Release date: January 25, 2018
Publisher: Thomas and Mercer
Rachel’s dead and she’s never coming back. Or is she?
As she prepares for her wedding to Dominic, Catherine has never been happier or more excited about her future. But when she receives an anonymous package—a familiar snow globe with a very grisly addition—that happiness is abruptly threatened by secrets from her past.
Her older sister, Rachel, died on a skiing holiday as a child. But Rachel was no angel: she was vicious and highly disturbed, and she made Catherine’s life a misery. Catherine has spent years trying to forget her dead sister’s cruel tricks.

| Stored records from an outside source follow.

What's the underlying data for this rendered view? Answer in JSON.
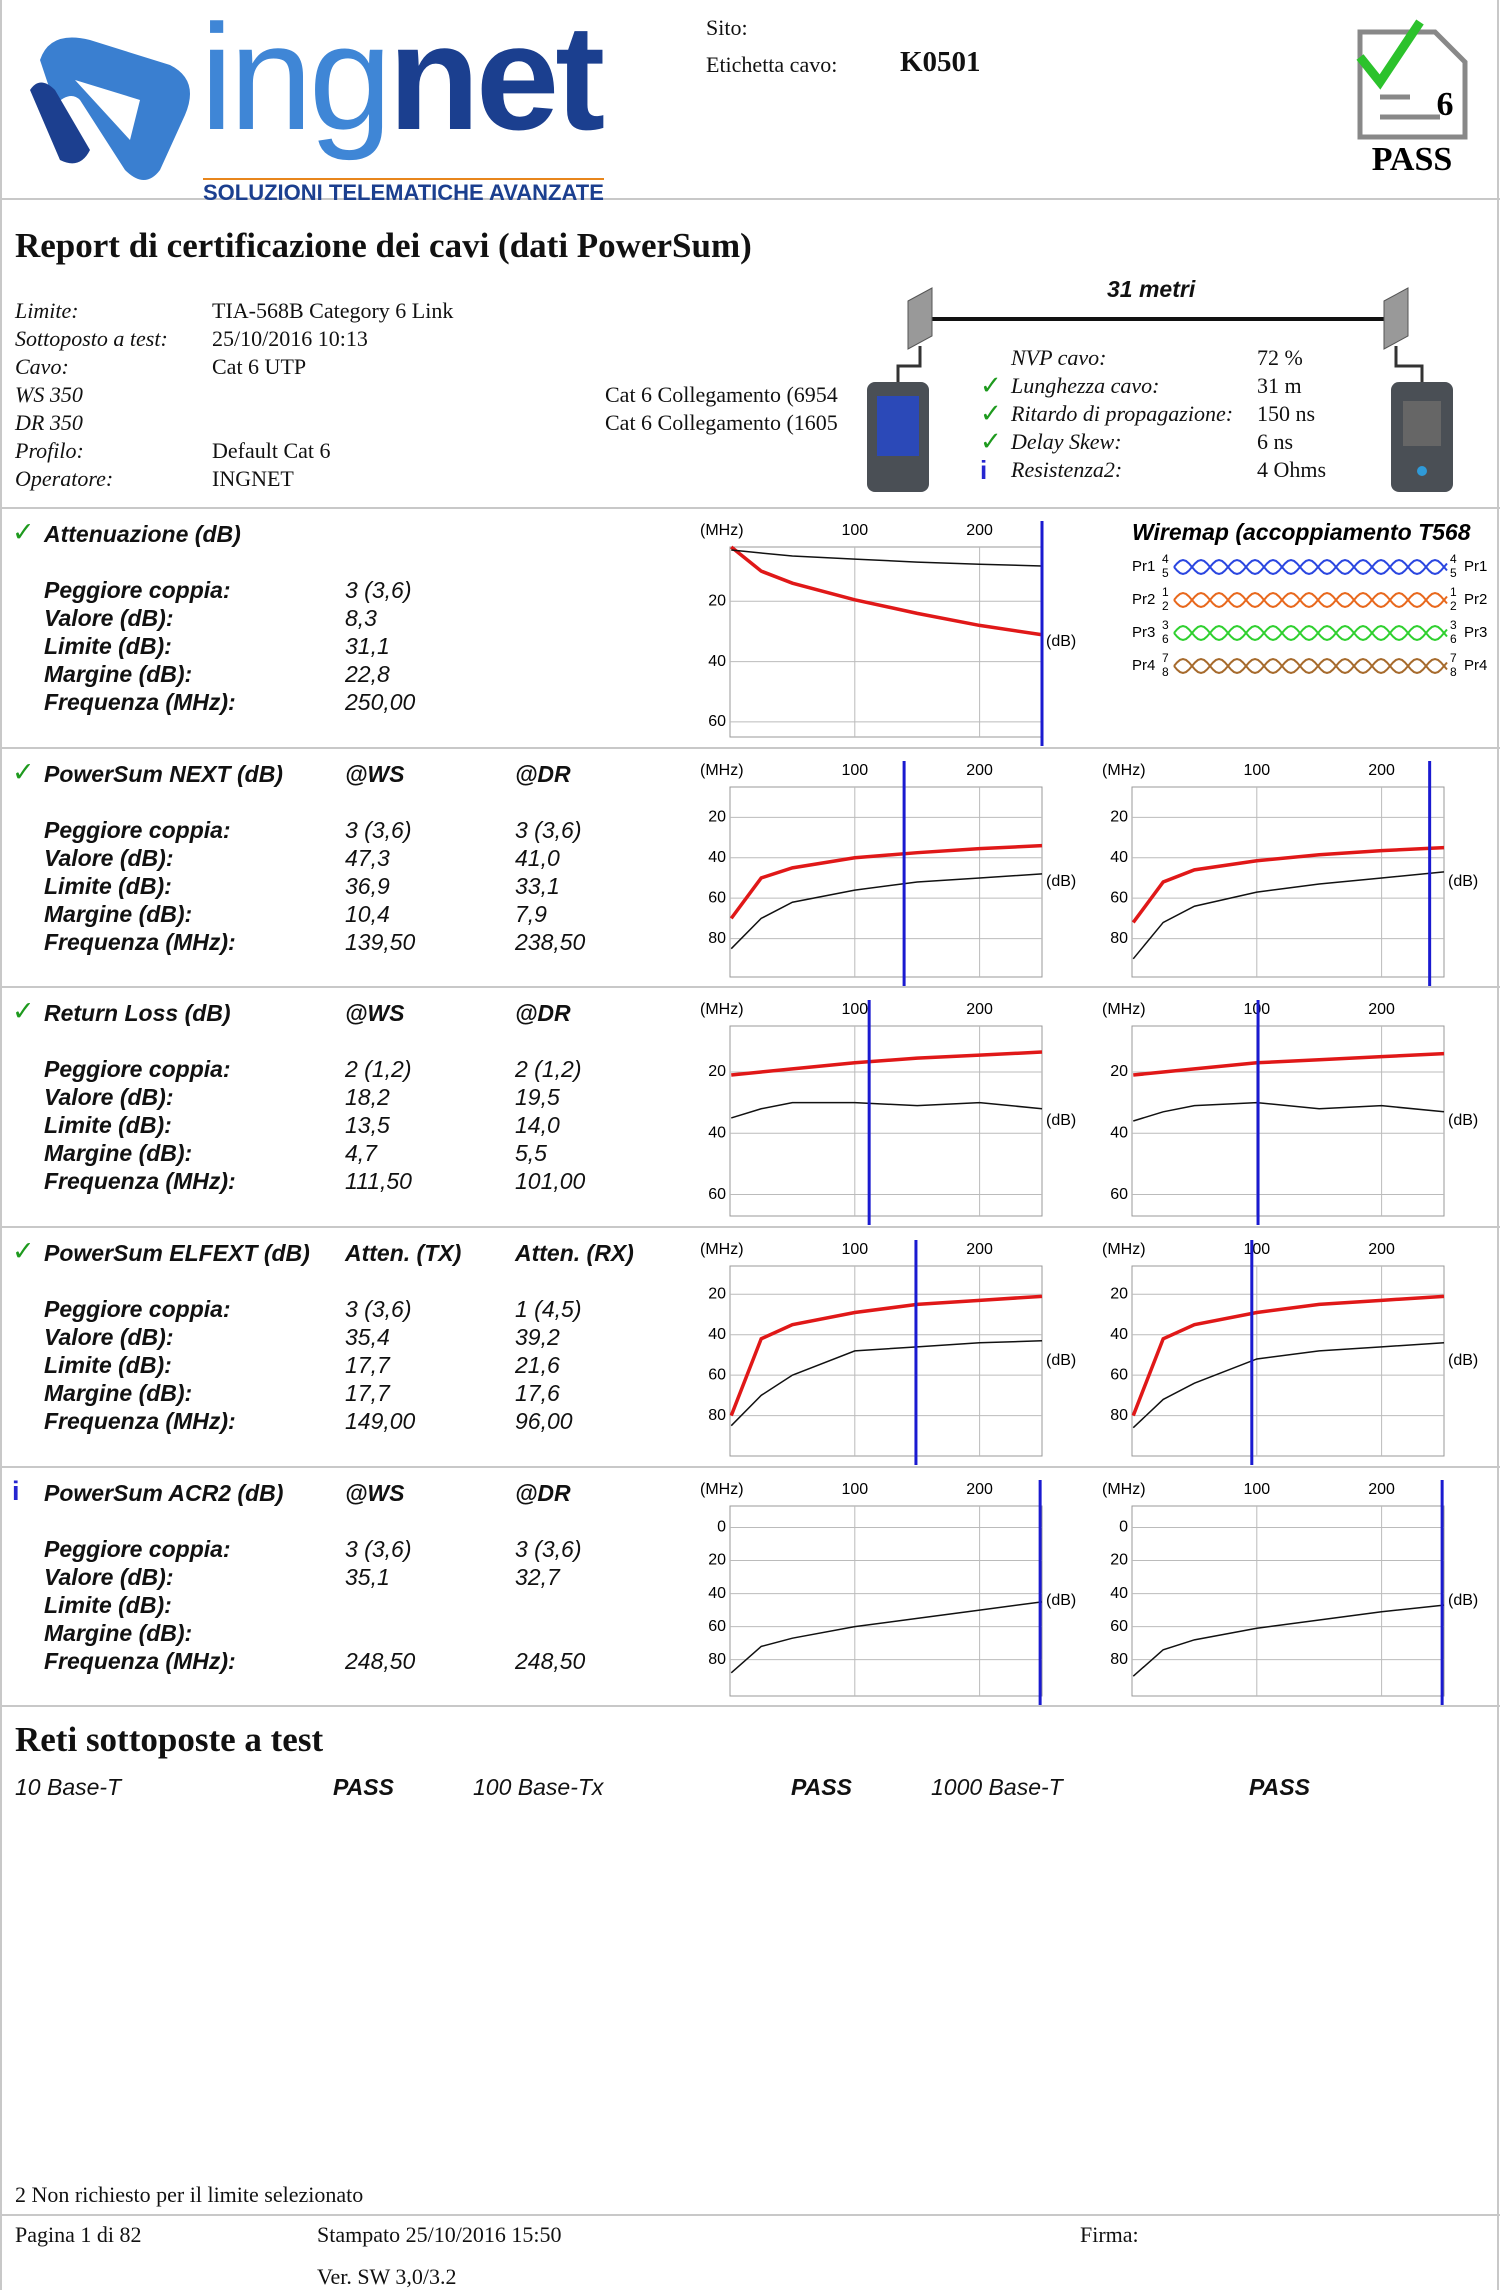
{
  "header": {
    "logo": {
      "part1": "ing",
      "part2": "net",
      "tagline": "SOLUZIONI TELEMATICHE AVANZATE"
    },
    "site_label": "Sito:",
    "cable_label": "Etichetta cavo:",
    "cable_id": "K0501",
    "badge_number": "6",
    "status": "PASS"
  },
  "title": "Report di certificazione dei cavi (dati PowerSum)",
  "info": [
    {
      "label": "Limite:",
      "value": "TIA-568B Category 6 Link"
    },
    {
      "label": "Sottoposto a test:",
      "value": "25/10/2016 10:13"
    },
    {
      "label": "Cavo:",
      "value": "Cat 6 UTP"
    },
    {
      "label": "WS 350",
      "note": "Cat 6 Collegamento (6954"
    },
    {
      "label": "DR 350",
      "note": "Cat 6 Collegamento (1605"
    },
    {
      "label": "Profilo:",
      "value": "Default Cat 6"
    },
    {
      "label": "Operatore:",
      "value": "INGNET"
    }
  ],
  "link": {
    "length": "31 metri",
    "params": [
      {
        "label": "NVP cavo:",
        "value": "72 %"
      },
      {
        "icon": "✓",
        "label": "Lunghezza cavo:",
        "value": "31 m"
      },
      {
        "icon": "✓",
        "label": "Ritardo di propagazione:",
        "value": "150 ns"
      },
      {
        "icon": "✓",
        "label": "Delay Skew:",
        "value": "6 ns"
      },
      {
        "icon": "i",
        "label": "Resistenza2:",
        "value": "4 Ohms"
      }
    ]
  },
  "wiremap": {
    "title": "Wiremap (accoppiamento T568",
    "pairs": [
      {
        "name": "Pr1",
        "pins": [
          "4",
          "5"
        ],
        "color": "#2a46e0"
      },
      {
        "name": "Pr2",
        "pins": [
          "1",
          "2"
        ],
        "color": "#e8681c"
      },
      {
        "name": "Pr3",
        "pins": [
          "3",
          "6"
        ],
        "color": "#2fd02f"
      },
      {
        "name": "Pr4",
        "pins": [
          "7",
          "8"
        ],
        "color": "#a66a2c"
      }
    ]
  },
  "sections": [
    {
      "icon": "✓",
      "title": "Attenuazione (dB)",
      "columns": [],
      "rows": [
        {
          "label": "Peggiore coppia:",
          "values": [
            "3 (3,6)"
          ]
        },
        {
          "label": "Valore (dB):",
          "values": [
            "8,3"
          ]
        },
        {
          "label": "Limite (dB):",
          "values": [
            "31,1"
          ]
        },
        {
          "label": "Margine (dB):",
          "values": [
            "22,8"
          ]
        },
        {
          "label": "Frequenza (MHz):",
          "values": [
            "250,00"
          ]
        }
      ],
      "charts": [
        {
          "x_label": "(MHz)",
          "y_label": "(dB)",
          "xlim": [
            0,
            250
          ],
          "xticks": [
            100,
            200
          ],
          "ylim": [
            2,
            65
          ],
          "yticks": [
            20,
            40,
            60
          ],
          "x": [
            1,
            25,
            50,
            100,
            150,
            200,
            250
          ],
          "series": [
            {
              "color": "#e01818",
              "values": [
                2,
                10,
                14,
                19.5,
                24,
                28,
                31.1
              ]
            },
            {
              "color": "#111111",
              "values": [
                3,
                4,
                5,
                6,
                7,
                7.7,
                8.3
              ]
            }
          ],
          "marker": 250
        }
      ]
    },
    {
      "icon": "✓",
      "title": "PowerSum NEXT (dB)",
      "columns": [
        "@WS",
        "@DR"
      ],
      "rows": [
        {
          "label": "Peggiore coppia:",
          "values": [
            "3 (3,6)",
            "3 (3,6)"
          ]
        },
        {
          "label": "Valore (dB):",
          "values": [
            "47,3",
            "41,0"
          ]
        },
        {
          "label": "Limite (dB):",
          "values": [
            "36,9",
            "33,1"
          ]
        },
        {
          "label": "Margine (dB):",
          "values": [
            "10,4",
            "7,9"
          ]
        },
        {
          "label": "Frequenza (MHz):",
          "values": [
            "139,50",
            "238,50"
          ]
        }
      ],
      "charts": [
        {
          "x_label": "(MHz)",
          "y_label": "(dB)",
          "xlim": [
            0,
            250
          ],
          "xticks": [
            100,
            200
          ],
          "ylim": [
            5,
            99
          ],
          "yticks": [
            20,
            40,
            60,
            80
          ],
          "x": [
            1,
            25,
            50,
            100,
            150,
            200,
            250
          ],
          "series": [
            {
              "color": "#e01818",
              "values": [
                70,
                50,
                45,
                40,
                37.5,
                35.5,
                34
              ]
            },
            {
              "color": "#111111",
              "values": [
                85,
                70,
                62,
                56,
                52,
                50,
                48
              ]
            }
          ],
          "marker": 139.5
        },
        {
          "x_label": "(MHz)",
          "y_label": "(dB)",
          "xlim": [
            0,
            250
          ],
          "xticks": [
            100,
            200
          ],
          "ylim": [
            5,
            99
          ],
          "yticks": [
            20,
            40,
            60,
            80
          ],
          "x": [
            1,
            25,
            50,
            100,
            150,
            200,
            250
          ],
          "series": [
            {
              "color": "#e01818",
              "values": [
                72,
                52,
                46,
                41.5,
                38.5,
                36.5,
                35
              ]
            },
            {
              "color": "#111111",
              "values": [
                90,
                72,
                64,
                57,
                53,
                50,
                47
              ]
            }
          ],
          "marker": 238.5
        }
      ]
    },
    {
      "icon": "✓",
      "title": "Return Loss (dB)",
      "columns": [
        "@WS",
        "@DR"
      ],
      "rows": [
        {
          "label": "Peggiore coppia:",
          "values": [
            "2 (1,2)",
            "2 (1,2)"
          ]
        },
        {
          "label": "Valore (dB):",
          "values": [
            "18,2",
            "19,5"
          ]
        },
        {
          "label": "Limite (dB):",
          "values": [
            "13,5",
            "14,0"
          ]
        },
        {
          "label": "Margine (dB):",
          "values": [
            "4,7",
            "5,5"
          ]
        },
        {
          "label": "Frequenza (MHz):",
          "values": [
            "111,50",
            "101,00"
          ]
        }
      ],
      "charts": [
        {
          "x_label": "(MHz)",
          "y_label": "(dB)",
          "xlim": [
            0,
            250
          ],
          "xticks": [
            100,
            200
          ],
          "ylim": [
            5,
            67
          ],
          "yticks": [
            20,
            40,
            60
          ],
          "x": [
            1,
            25,
            50,
            100,
            150,
            200,
            250
          ],
          "series": [
            {
              "color": "#e01818",
              "values": [
                21,
                20,
                19,
                17,
                15.5,
                14.5,
                13.5
              ]
            },
            {
              "color": "#111111",
              "values": [
                35,
                32,
                30,
                30,
                31,
                30,
                32
              ]
            }
          ],
          "marker": 111.5
        },
        {
          "x_label": "(MHz)",
          "y_label": "(dB)",
          "xlim": [
            0,
            250
          ],
          "xticks": [
            100,
            200
          ],
          "ylim": [
            5,
            67
          ],
          "yticks": [
            20,
            40,
            60
          ],
          "x": [
            1,
            25,
            50,
            100,
            150,
            200,
            250
          ],
          "series": [
            {
              "color": "#e01818",
              "values": [
                21,
                20,
                19,
                17,
                16,
                15,
                14
              ]
            },
            {
              "color": "#111111",
              "values": [
                36,
                33,
                31,
                30,
                32,
                31,
                33
              ]
            }
          ],
          "marker": 101
        }
      ]
    },
    {
      "icon": "✓",
      "title": "PowerSum ELFEXT (dB)",
      "columns": [
        "Atten. (TX)",
        "Atten. (RX)"
      ],
      "rows": [
        {
          "label": "Peggiore coppia:",
          "values": [
            "3 (3,6)",
            "1 (4,5)"
          ]
        },
        {
          "label": "Valore (dB):",
          "values": [
            "35,4",
            "39,2"
          ]
        },
        {
          "label": "Limite (dB):",
          "values": [
            "17,7",
            "21,6"
          ]
        },
        {
          "label": "Margine (dB):",
          "values": [
            "17,7",
            "17,6"
          ]
        },
        {
          "label": "Frequenza (MHz):",
          "values": [
            "149,00",
            "96,00"
          ]
        }
      ],
      "charts": [
        {
          "x_label": "(MHz)",
          "y_label": "(dB)",
          "xlim": [
            0,
            250
          ],
          "xticks": [
            100,
            200
          ],
          "ylim": [
            6,
            100
          ],
          "yticks": [
            20,
            40,
            60,
            80
          ],
          "x": [
            1,
            25,
            50,
            100,
            150,
            200,
            250
          ],
          "series": [
            {
              "color": "#e01818",
              "values": [
                80,
                42,
                35,
                29,
                25,
                23,
                21
              ]
            },
            {
              "color": "#111111",
              "values": [
                85,
                70,
                60,
                48,
                46,
                44,
                43
              ]
            }
          ],
          "marker": 149
        },
        {
          "x_label": "(MHz)",
          "y_label": "(dB)",
          "xlim": [
            0,
            250
          ],
          "xticks": [
            100,
            200
          ],
          "ylim": [
            6,
            100
          ],
          "yticks": [
            20,
            40,
            60,
            80
          ],
          "x": [
            1,
            25,
            50,
            100,
            150,
            200,
            250
          ],
          "series": [
            {
              "color": "#e01818",
              "values": [
                80,
                42,
                35,
                29,
                25,
                23,
                21
              ]
            },
            {
              "color": "#111111",
              "values": [
                86,
                72,
                64,
                52,
                48,
                46,
                44
              ]
            }
          ],
          "marker": 96
        }
      ]
    },
    {
      "icon": "i",
      "title": "PowerSum ACR2 (dB)",
      "columns": [
        "@WS",
        "@DR"
      ],
      "rows": [
        {
          "label": "Peggiore coppia:",
          "values": [
            "3 (3,6)",
            "3 (3,6)"
          ]
        },
        {
          "label": "Valore (dB):",
          "values": [
            "35,1",
            "32,7"
          ]
        },
        {
          "label": "Limite (dB):",
          "values": []
        },
        {
          "label": "Margine (dB):",
          "values": []
        },
        {
          "label": "Frequenza (MHz):",
          "values": [
            "248,50",
            "248,50"
          ]
        }
      ],
      "charts": [
        {
          "x_label": "(MHz)",
          "y_label": "(dB)",
          "xlim": [
            0,
            250
          ],
          "xticks": [
            100,
            200
          ],
          "ylim": [
            -13,
            102
          ],
          "yticks": [
            0,
            20,
            40,
            60,
            80
          ],
          "x": [
            1,
            25,
            50,
            100,
            150,
            200,
            250
          ],
          "series": [
            {
              "color": "#111111",
              "values": [
                88,
                72,
                67,
                60,
                55,
                50,
                45
              ]
            }
          ],
          "marker": 248.5
        },
        {
          "x_label": "(MHz)",
          "y_label": "(dB)",
          "xlim": [
            0,
            250
          ],
          "xticks": [
            100,
            200
          ],
          "ylim": [
            -13,
            102
          ],
          "yticks": [
            0,
            20,
            40,
            60,
            80
          ],
          "x": [
            1,
            25,
            50,
            100,
            150,
            200,
            250
          ],
          "series": [
            {
              "color": "#111111",
              "values": [
                90,
                74,
                68,
                61,
                56,
                51,
                47
              ]
            }
          ],
          "marker": 248.5
        }
      ]
    }
  ],
  "networks": {
    "title": "Reti sottoposte a test",
    "items": [
      {
        "name": "10 Base-T",
        "result": "PASS"
      },
      {
        "name": "100 Base-Tx",
        "result": "PASS"
      },
      {
        "name": "1000 Base-T",
        "result": "PASS"
      }
    ]
  },
  "footer": {
    "note": "2 Non richiesto per il limite selezionato",
    "page": "Pagina 1 di 82",
    "printed": "Stampato 25/10/2016 15:50",
    "signature": "Firma:",
    "version": "Ver. SW 3,0/3.2"
  }
}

Now someone has sent her Rachel’s snow globe—the first in a series of ominous messages…
While Catherine struggles to focus on her new life with Dominic, someone out there seems intent on tormenting her. But who? And why now? The only alternative is what she fears most.
Is Rachel still alive?
I’m so excited to be one of the stops on the blog tour for Forget Her Name today! I have a fabulous guest post from the author to share.
A Day in Your Life by Jane Holland
Although I do the same things most days, the order in which I do them is usually different, and that’s the way I like it. I enjoy the routine and discipline of daily writing. But I’m easily bored, and anything too same-old or rigid would drive me crazy. So though I write every day, for anything between one to five hours, it tends to happen in a different place and at a different time from day-to-day.

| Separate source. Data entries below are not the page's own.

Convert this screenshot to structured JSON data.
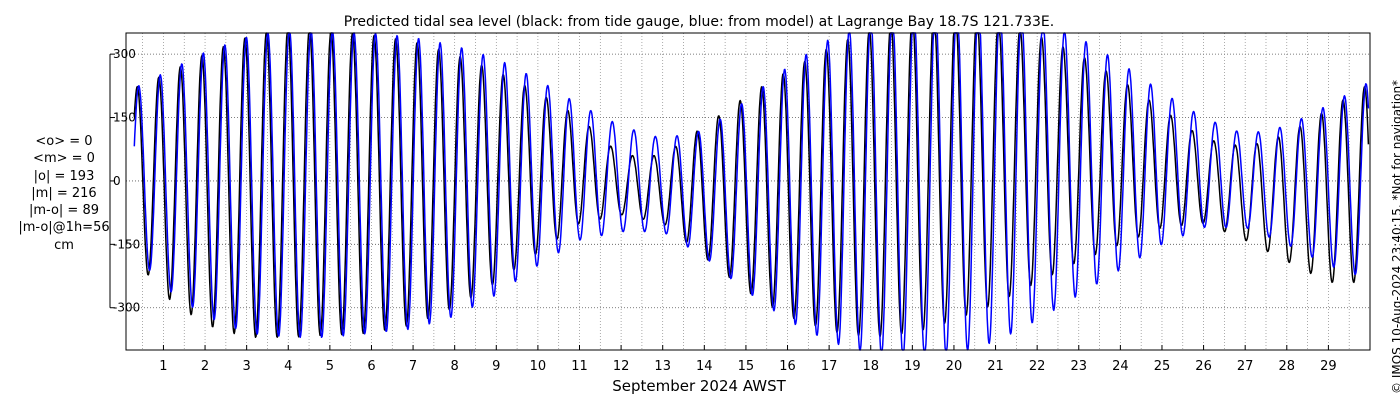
{
  "chart_data": {
    "type": "line",
    "title": "Predicted tidal sea level (black: from tide gauge, blue: from model) at Lagrange Bay 18.7S 121.733E.",
    "xlabel": "September 2024 AWST",
    "ylabel": "",
    "x_unit": "days of September 2024",
    "xlim": [
      0.1,
      30.0
    ],
    "ylim": [
      -400,
      350
    ],
    "x_ticks": [
      "1",
      "2",
      "3",
      "4",
      "5",
      "6",
      "7",
      "8",
      "9",
      "10",
      "11",
      "12",
      "13",
      "14",
      "15",
      "16",
      "17",
      "18",
      "19",
      "20",
      "21",
      "22",
      "23",
      "24",
      "25",
      "26",
      "27",
      "28",
      "29"
    ],
    "y_ticks": [
      {
        "value": 300,
        "label": "300"
      },
      {
        "value": 150,
        "label": "150"
      },
      {
        "value": 0,
        "label": "0"
      },
      {
        "value": -150,
        "label": "-150"
      },
      {
        "value": -300,
        "label": "-300"
      }
    ],
    "grid": true,
    "semidiurnal_period_days": 0.5175,
    "series": [
      {
        "name": "from tide gauge",
        "color": "#000000",
        "envelope": {
          "day": [
            0.3,
            1,
            2,
            3,
            4,
            5,
            6,
            7,
            8,
            9,
            10,
            11,
            12,
            13,
            14,
            15,
            16,
            17,
            18,
            19,
            20,
            21,
            22,
            23,
            24,
            25,
            26,
            27,
            28,
            29,
            29.9
          ],
          "max": [
            220,
            250,
            300,
            340,
            365,
            355,
            345,
            330,
            300,
            260,
            210,
            150,
            60,
            60,
            130,
            200,
            260,
            315,
            360,
            395,
            400,
            385,
            345,
            300,
            240,
            170,
            100,
            80,
            110,
            170,
            225
          ],
          "min": [
            -180,
            -270,
            -340,
            -370,
            -370,
            -365,
            -360,
            -340,
            -300,
            -240,
            -170,
            -100,
            -80,
            -100,
            -180,
            -260,
            -320,
            -355,
            -370,
            -360,
            -330,
            -290,
            -240,
            -190,
            -150,
            -110,
            -100,
            -140,
            -190,
            -240,
            -240
          ]
        }
      },
      {
        "name": "from model",
        "color": "#0000ff",
        "envelope": {
          "day": [
            0.3,
            1,
            2,
            3,
            4,
            5,
            6,
            7,
            8,
            9,
            10,
            11,
            12,
            13,
            14,
            15,
            16,
            17,
            18,
            19,
            20,
            21,
            22,
            23,
            24,
            25,
            26,
            27,
            28,
            29,
            29.9
          ],
          "max": [
            220,
            255,
            305,
            340,
            360,
            355,
            350,
            340,
            320,
            290,
            240,
            180,
            130,
            100,
            120,
            190,
            270,
            335,
            385,
            410,
            420,
            415,
            385,
            340,
            280,
            210,
            150,
            110,
            130,
            180,
            230
          ],
          "min": [
            -170,
            -250,
            -320,
            -360,
            -370,
            -370,
            -360,
            -350,
            -320,
            -270,
            -200,
            -140,
            -120,
            -120,
            -180,
            -260,
            -330,
            -380,
            -410,
            -420,
            -410,
            -380,
            -330,
            -270,
            -210,
            -150,
            -110,
            -110,
            -150,
            -200,
            -230
          ]
        }
      }
    ]
  },
  "stats": {
    "mean_obs": "<o> = 0",
    "mean_model": "<m> = 0",
    "abs_obs": "|o| = 193",
    "abs_model": "|m| = 216",
    "abs_diff": "|m-o| = 89",
    "abs_diff_1h": "|m-o|@1h=56",
    "unit": "cm"
  },
  "side_note": "© IMOS 10-Aug-2024 23:40:15. *Not for navigation*"
}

I get up early with the kids, two of whom go to school. My first hour after they’ve left is usually spent on answering emails, dealing with admin, and social media (a must these days for writers who want to find and keep a readership). I then either write during the day, or put it off until the evening, depending on daily circumstances.
Some days I go out to a café and write there, straight to my laptop. In spring and summer, I sit on my decking in the sunshine and write long-hand, much to the fascination of our two cats, who often come to see what I’m doing! I also rent a Cornish beach hut fifteen minutes away, with a stove to make coffee, where I can work all day, weather permitting.
Sometimes I sit up in bed to work. Sometimes I use my desk. Sometimes I stay up to write after everyone else is in bed, late into the night. Occasionally, I will dictate rather than type, to save my fingers!
I take numerous hotel breaks where I work flat-out over the kids’ half-term or a long weekend. I also rent a cottage twice a year for a week or two, and hunker down there on my own, achieving a great swathe of fast writing without interruption while my husband holds the fort.
After a year’s break, I’m currently home-schooling my youngest daughter again – I have five kids altogether – so that’s made work a little complicated. Luckily, Indigo also loves cafés and the beach hut! So we sit opposite each other, and I write my book for an hour or two while she does school work or perhaps some sketching. (Art is her favourite subject, and she’s very talented at it; she wants to be a professional artist when she grows up.) During school days, I tend to write later in the day, so I can spend more time teaching her. Then I catch up with my word count late at night or at weekends!
As you can see, my only constant is the fact that I get the writing done on a daily basis. Everything else is subject to change! My minimum daily word count is 1000 words, which is an industry standard, but I always hope for double that. On good days, or on retreat, I write nearer five thousand. I tend to edit as I go along, getting everything as perfect as possible, rather than write a ‘dirty fast’ draft. This is because I get bored with a book after it’s done, and hate rewrites!
In the afternoon, all my kids return to the house, and things get too rowdy for work. I usually cook the children their meal earlier than ours, so I spend at least an hour, sometimes more, in the kitchen most evenings. But that means I get to hear what everyone has done during the day, which I love, being a very hands-on mum. Often our conversations turn into an impromptu lesson about politics, history or science … a hang-over from the days when all my kids were home-schooled! But my teenage twin boys are autistic, and love accumulating facts, so they seem to enjoy the extra learning time.
Later, I eat a meal with my husband, and we watch the news, or a film or television show together. That’s an important time for us, to reconnect and share anecdotes about our day. We’re both screen fiends, so we’re often also online while watching a boxset or Netflix, sharing news developments or other internet stuff.
If I’m up against it with a deadline, I might then crack on with my novel or network on social media or write a blog post like this for a couple more hours after my husband’s gone to bed. (He has to get up much earlier than me!) Otherwise, I’ll go to bed and devour a couple of chapters of my current reading book until my eyelids close …
And that’s essentially a typical day for me as a novelist.
Love getting a peek into a typical day for Jane, thanks so much for sharing!
About the Author:
Jane Holland is a Gregory Award–winning poet and novelist who also writes commercial fiction under the pseudonyms Victoria Lamb, Elizabeth Moss, Beth Good and Hannah Coates. Her debut thriller, Girl Number One, hit #1 in the UK Kindle Store in December 2015. Jane lives with her husband and young family near the North Cornwall/Devon border. A homeschooler, her hobbies include photography and growing her own vegetables.